If only the Maya had had had SERVIR. The system is able to monitor deforestation, drought and much more:
Recently, SERVIR revealed its power to pinpoint red tides–harmful blooms of red algae that periodically overspread parts of the Atlantic and Pacific oceans on either side of Central America, poisoning fish Historically, red tides have cost local fishing industries millions of dollars a year, because customers become scared to eat any ocean fish at all. But using data from the Aqua satellite, a team from SERVIR “figured out how to identify the exact locations of a bloom,” Irwin says.
When a red tide struck off the coast of El Salvador in June 2004, “an environmental official was shown eating fish on TV, to demonstrate that fish caught outside a red tide was still safe—and that SERVIR showed where it was still safe to fish,” he says. “We were thrilled!”
SERVIR also does weather. “Central American nations often cannot afford the weather radar systems common in United States,” says Irwin. So, SERVIR has joined forces with the NASA Short-term Prediction Research and Transition Center (SPoRT) to forecast weather 24 hours in advance using a computer-model that takes into account precipitation, wind speed, temperature, and dew point. “The SERVIR forecasts are so popular they’re even being used for weather predictions on Central American TV news.”
The origins of SERVIR can be traced as far back as 1986 when Irwin’s colleague Tom Sever, NASA’s only archaeologist, acquired a satellite image of northern Guatemala to examine it for archaeological sites.

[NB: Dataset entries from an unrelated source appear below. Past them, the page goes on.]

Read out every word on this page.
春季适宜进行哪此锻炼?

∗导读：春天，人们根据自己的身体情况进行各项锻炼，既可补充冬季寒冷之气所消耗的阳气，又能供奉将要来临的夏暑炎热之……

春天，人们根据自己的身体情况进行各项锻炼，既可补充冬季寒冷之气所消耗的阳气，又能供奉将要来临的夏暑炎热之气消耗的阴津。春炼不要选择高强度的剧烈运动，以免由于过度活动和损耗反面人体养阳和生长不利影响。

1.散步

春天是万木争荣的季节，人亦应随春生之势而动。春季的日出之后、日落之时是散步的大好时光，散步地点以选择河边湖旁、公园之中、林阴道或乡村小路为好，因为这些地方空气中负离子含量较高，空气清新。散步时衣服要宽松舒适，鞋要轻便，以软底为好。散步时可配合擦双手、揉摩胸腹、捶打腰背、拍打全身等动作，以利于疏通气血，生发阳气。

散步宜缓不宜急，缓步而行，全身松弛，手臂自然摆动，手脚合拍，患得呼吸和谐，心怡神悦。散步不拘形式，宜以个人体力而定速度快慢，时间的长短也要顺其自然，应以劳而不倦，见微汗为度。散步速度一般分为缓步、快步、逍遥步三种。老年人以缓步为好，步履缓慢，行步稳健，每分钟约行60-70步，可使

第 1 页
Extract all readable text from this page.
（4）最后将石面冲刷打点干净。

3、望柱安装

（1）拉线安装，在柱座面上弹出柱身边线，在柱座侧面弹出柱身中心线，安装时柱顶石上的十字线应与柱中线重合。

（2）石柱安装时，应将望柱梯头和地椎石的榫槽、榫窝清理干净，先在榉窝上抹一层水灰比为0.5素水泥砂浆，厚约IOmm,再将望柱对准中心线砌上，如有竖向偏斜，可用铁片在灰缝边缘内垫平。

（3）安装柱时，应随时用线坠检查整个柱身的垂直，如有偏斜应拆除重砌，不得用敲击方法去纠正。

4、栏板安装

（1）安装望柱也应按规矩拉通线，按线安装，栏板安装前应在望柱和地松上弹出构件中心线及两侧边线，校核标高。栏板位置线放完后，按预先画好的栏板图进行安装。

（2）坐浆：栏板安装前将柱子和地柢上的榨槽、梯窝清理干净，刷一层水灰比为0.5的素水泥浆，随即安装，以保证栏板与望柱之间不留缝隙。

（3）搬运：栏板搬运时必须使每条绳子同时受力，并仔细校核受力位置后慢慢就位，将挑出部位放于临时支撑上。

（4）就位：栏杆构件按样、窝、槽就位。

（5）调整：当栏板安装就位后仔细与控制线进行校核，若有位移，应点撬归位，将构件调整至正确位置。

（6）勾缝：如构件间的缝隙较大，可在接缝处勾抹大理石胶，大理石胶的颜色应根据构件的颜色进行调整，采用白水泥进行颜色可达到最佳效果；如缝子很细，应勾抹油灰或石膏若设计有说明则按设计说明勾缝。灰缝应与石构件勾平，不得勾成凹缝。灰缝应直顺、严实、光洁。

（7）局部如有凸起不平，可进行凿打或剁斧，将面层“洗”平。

As soon as he glanced at the image, Sever “was stunned that he could see the political border between Guatemala and Mexico, because of the deforestation in Mexico,” Irwin recalls.
The image was so powerful, it was published in National Geographic magazine, and became a catalyst for the president and congress of Guatemala to set up what they call the Mayan Biosphere Reserve—Guatemala’s largest protected area.
The Mayan Biosphere Reserve led, in turn, to the creation of something even bigger: the Mesoamerican Biological Corridor, an environmental greenway the length of Central America, connecting parks and preserves among all Central American nations. NASA has helped monitor this so-called “biocorridor” from space, primarily from 1999 to 2002. “I came to NASA to work with Sever on that project,” Irwin recalls.
2002 was a key year in the development of SERVIR. That was when Irwin attended a meeting with the environment ministers of all countries, who said they wanted an integrated system to produce information not only on the forests, but also on the oceans.
“I envisioned a ‘dashboard’ of environmental-monitoring capabilities,” says Irwin. Just as a dashboard of a car brings together information from all over the vehicle, so would SERVIR gather information from many satellites and sensors. “The U.S. Agency for International Development and The World Bank offered funding, and we’ve teamed with these groups to make SERVIR a reality.”
SERVIR’s approach could take over the world.
Its operations are serving as a model for NOAA’s Global Earth Observation System of Systems (GEOSS). GEOSS is seeking to be for the entire world what SERVIR is for Central America—a clearinghouse for combining data from the myriad of Earth-observation satellites in the sky—as well as ground based and other data—to provide useful, customized information fast to decision-makers worldwide.
The dramatic lesson from the Maya is clear for Irwin: “The idea behind SERVIR, and GEOSS, is not to repeat the mistakes of the past.”